MetaDNS: Enhancing Exploration in Discrete Neural Samplers via Well-Tempered Metadynamics
For researchers in machine learning and computational physics, MetaDNS provides a general framework to enhance exploration in discrete neural samplers, addressing a key limitation of existing methods.
MetaDNS integrates well-tempered metadynamics into discrete neural samplers to overcome mode collapse and explore high-energy barrier regions, enabling accurate free energy estimation on challenging low-temperature benchmarks like Ising, Potts, and copper-gold alloy.
Sampling from discrete distributions with multiple modes and energy barriers is fundamental to machine learning and computational physics.
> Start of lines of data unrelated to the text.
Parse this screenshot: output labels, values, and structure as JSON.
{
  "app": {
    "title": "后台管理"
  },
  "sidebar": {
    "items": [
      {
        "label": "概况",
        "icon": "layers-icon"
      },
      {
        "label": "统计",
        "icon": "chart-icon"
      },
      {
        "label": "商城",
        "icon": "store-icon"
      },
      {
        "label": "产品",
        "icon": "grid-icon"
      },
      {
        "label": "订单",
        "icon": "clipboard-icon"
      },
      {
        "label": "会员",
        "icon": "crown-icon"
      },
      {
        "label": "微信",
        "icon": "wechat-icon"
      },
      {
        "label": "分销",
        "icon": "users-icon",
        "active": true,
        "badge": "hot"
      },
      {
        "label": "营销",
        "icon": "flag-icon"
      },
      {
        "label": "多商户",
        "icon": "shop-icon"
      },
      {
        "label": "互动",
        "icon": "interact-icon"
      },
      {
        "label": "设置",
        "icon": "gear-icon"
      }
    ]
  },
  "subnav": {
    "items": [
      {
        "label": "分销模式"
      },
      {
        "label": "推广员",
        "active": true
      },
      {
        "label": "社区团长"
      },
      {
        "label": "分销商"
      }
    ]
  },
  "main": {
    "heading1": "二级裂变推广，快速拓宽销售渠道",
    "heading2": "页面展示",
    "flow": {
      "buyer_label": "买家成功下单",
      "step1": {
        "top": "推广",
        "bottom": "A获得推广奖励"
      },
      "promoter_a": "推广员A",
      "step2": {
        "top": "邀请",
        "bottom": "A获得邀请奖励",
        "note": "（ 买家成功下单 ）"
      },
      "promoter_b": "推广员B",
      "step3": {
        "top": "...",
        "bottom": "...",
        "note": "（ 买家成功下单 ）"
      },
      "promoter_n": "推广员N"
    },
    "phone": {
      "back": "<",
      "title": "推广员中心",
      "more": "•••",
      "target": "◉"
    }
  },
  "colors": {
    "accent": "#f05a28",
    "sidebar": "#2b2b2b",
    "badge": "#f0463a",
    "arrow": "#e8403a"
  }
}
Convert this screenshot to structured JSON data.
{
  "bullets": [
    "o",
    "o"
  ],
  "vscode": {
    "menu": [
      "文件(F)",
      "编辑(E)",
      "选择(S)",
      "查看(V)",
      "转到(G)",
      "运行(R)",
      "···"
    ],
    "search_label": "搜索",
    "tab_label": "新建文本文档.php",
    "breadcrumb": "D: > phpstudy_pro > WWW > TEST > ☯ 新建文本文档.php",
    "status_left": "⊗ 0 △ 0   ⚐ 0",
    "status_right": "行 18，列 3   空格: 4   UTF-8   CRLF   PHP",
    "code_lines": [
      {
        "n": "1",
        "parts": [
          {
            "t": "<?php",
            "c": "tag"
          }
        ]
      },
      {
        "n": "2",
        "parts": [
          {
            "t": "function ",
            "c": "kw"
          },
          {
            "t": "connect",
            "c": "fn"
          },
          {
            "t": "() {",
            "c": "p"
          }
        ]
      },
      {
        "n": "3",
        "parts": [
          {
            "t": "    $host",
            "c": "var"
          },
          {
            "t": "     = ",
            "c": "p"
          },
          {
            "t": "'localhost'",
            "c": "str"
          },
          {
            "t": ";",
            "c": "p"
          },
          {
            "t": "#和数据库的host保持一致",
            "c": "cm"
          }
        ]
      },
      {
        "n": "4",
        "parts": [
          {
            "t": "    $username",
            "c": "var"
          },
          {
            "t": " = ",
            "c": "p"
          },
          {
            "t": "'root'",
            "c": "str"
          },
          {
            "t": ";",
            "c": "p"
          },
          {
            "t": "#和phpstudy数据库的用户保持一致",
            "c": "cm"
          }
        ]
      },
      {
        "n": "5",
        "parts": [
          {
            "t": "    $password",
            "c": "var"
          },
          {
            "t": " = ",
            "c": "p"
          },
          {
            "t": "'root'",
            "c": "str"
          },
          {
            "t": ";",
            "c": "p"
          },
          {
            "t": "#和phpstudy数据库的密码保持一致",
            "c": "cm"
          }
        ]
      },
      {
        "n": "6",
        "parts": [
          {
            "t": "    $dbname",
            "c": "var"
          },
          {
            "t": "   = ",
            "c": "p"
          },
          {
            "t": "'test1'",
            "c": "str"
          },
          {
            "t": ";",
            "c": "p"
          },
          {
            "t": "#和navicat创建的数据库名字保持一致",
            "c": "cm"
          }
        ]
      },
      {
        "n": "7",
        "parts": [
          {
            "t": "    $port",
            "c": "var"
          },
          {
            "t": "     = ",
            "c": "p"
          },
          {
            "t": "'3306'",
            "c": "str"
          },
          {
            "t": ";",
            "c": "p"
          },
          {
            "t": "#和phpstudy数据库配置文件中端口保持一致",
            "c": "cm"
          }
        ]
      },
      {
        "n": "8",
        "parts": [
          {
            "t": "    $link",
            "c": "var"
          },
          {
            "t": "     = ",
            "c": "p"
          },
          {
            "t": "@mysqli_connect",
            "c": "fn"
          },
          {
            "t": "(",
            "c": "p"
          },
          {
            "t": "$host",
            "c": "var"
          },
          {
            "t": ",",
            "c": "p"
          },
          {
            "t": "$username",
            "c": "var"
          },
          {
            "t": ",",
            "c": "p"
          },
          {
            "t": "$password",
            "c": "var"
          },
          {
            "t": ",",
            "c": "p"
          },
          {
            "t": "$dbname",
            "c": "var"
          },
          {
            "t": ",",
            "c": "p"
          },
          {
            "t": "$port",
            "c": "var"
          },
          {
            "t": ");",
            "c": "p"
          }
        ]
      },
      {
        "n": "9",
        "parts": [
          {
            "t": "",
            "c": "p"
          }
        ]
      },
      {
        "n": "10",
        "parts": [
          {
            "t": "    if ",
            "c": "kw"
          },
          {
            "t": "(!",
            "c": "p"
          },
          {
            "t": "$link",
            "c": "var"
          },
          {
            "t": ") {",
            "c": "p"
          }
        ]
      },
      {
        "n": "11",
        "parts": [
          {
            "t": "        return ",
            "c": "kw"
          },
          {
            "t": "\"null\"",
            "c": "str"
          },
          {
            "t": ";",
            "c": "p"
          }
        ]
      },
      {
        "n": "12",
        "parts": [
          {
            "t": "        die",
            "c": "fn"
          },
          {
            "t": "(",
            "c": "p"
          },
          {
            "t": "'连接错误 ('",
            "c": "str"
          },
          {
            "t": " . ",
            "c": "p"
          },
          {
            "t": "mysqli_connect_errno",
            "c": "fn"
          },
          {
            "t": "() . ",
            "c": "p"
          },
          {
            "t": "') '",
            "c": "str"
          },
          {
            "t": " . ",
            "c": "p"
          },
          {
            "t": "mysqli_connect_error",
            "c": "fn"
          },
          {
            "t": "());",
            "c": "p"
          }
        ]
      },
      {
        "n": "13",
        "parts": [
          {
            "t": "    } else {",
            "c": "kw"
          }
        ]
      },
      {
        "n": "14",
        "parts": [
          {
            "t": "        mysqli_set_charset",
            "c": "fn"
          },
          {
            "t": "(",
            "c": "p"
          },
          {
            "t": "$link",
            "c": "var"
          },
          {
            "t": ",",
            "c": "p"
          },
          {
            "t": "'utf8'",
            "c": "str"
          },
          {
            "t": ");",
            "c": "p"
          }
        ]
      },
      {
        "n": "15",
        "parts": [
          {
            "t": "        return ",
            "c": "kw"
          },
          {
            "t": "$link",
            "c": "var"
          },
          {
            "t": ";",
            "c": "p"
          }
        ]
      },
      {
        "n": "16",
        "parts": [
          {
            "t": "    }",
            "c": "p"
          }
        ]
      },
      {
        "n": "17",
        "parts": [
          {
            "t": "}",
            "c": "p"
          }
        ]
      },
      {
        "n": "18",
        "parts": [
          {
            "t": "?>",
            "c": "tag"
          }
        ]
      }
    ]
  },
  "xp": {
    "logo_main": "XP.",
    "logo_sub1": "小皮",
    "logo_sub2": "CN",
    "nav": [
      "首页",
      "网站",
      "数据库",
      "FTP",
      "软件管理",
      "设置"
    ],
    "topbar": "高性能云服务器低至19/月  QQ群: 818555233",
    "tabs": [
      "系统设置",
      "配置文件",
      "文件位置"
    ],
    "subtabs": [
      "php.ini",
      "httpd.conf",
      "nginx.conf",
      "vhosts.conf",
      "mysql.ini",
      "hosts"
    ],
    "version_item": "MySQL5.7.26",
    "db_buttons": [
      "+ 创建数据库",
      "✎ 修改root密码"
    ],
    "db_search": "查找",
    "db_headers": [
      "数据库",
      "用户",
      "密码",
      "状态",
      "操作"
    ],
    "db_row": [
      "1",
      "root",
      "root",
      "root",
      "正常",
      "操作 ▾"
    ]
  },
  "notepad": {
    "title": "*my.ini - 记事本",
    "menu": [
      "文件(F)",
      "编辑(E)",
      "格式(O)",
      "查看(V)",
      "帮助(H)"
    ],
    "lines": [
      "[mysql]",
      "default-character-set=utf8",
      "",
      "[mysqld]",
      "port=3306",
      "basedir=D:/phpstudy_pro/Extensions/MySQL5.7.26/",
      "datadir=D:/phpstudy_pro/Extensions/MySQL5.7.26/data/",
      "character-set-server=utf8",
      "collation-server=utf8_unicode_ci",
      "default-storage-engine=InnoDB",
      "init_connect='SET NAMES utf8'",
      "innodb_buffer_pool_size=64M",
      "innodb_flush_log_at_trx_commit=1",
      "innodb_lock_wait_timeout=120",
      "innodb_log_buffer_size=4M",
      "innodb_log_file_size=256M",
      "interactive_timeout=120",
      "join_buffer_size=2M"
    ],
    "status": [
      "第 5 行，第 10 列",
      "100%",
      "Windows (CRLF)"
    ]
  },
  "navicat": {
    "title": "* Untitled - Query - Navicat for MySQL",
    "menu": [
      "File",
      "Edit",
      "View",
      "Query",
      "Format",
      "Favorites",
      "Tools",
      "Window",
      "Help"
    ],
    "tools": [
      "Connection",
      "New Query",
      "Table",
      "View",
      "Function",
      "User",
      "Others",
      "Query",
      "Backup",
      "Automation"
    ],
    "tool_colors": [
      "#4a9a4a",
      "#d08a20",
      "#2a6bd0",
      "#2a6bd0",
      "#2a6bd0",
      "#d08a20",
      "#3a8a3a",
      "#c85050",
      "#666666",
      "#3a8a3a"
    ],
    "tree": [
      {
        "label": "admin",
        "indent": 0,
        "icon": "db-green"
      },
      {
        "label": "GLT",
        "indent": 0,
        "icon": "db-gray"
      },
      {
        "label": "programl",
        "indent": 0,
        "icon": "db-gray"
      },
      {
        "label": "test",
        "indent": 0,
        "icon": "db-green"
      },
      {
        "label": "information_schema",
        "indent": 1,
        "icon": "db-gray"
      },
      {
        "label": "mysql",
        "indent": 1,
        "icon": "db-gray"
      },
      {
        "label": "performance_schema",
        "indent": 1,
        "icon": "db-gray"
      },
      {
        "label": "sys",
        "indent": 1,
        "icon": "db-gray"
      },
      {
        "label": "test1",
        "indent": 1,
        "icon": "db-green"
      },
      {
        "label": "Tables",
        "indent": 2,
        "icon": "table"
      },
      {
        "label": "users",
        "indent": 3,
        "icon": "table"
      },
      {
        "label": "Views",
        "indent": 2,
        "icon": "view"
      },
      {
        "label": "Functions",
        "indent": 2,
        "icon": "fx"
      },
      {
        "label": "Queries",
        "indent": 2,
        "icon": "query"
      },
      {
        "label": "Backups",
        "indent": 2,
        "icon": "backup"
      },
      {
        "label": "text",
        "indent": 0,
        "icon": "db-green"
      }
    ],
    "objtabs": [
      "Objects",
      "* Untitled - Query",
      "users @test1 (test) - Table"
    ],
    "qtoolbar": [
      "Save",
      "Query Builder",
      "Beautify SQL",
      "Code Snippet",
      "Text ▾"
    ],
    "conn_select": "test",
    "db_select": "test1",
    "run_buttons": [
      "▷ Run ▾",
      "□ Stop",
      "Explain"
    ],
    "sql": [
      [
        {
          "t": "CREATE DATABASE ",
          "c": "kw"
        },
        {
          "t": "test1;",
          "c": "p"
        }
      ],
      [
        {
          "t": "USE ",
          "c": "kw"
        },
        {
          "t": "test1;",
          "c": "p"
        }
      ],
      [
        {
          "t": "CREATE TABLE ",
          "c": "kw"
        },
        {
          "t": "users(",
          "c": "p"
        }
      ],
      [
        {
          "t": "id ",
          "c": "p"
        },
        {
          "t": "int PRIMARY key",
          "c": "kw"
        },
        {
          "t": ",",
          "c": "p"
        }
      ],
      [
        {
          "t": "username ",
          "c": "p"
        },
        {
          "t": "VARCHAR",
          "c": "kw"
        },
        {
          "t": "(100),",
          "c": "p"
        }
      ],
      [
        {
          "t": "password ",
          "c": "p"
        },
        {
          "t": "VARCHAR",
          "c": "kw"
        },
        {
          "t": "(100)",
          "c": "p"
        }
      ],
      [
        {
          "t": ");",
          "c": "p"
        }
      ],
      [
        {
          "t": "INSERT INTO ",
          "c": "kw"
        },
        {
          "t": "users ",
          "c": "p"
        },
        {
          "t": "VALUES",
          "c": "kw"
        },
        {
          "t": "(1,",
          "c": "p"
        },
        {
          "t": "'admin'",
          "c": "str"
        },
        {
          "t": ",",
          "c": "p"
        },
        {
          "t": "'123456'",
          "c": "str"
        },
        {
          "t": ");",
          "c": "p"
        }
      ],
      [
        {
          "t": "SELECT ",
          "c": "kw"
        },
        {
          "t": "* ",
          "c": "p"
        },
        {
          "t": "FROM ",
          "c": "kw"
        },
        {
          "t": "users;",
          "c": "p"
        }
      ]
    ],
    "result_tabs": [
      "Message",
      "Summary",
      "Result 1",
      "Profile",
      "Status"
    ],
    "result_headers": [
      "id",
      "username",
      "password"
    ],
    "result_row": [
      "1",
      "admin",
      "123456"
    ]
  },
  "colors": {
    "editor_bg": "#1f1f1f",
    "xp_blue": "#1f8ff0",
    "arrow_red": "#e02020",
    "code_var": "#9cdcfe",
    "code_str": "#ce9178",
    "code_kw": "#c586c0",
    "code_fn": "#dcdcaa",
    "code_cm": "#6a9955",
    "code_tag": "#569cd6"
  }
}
Recent discrete neural samplers like MDNS suffer from mode collapse and fail to sample high-energy barrier regions between modes, which is critical for free energy estimation and understanding phase transitions. We propose Metadynamics Discrete Neural Sampler (MetaDNS), a general framework integrating well-tempered metadynamics into discrete diffusion or autoregressive samplers. By maintaining an adaptive, history-dependent bias potential along selected low-dimensional coordinates, MetaDNS forces exploration of previously inaccessible regions, enabling free energy reconstruction infeasible with standard neural samplers due to a lack of high-energy samples. On challenging low-temperature benchmarks including Ising, Potts, and the copper-gold binary alloy, MetaDNS reproduces the thermodynamic distribution. Compared to MCMC-based metadynamics, MetaDNS also achieves comparable exploration requiring fewer bias deposition steps.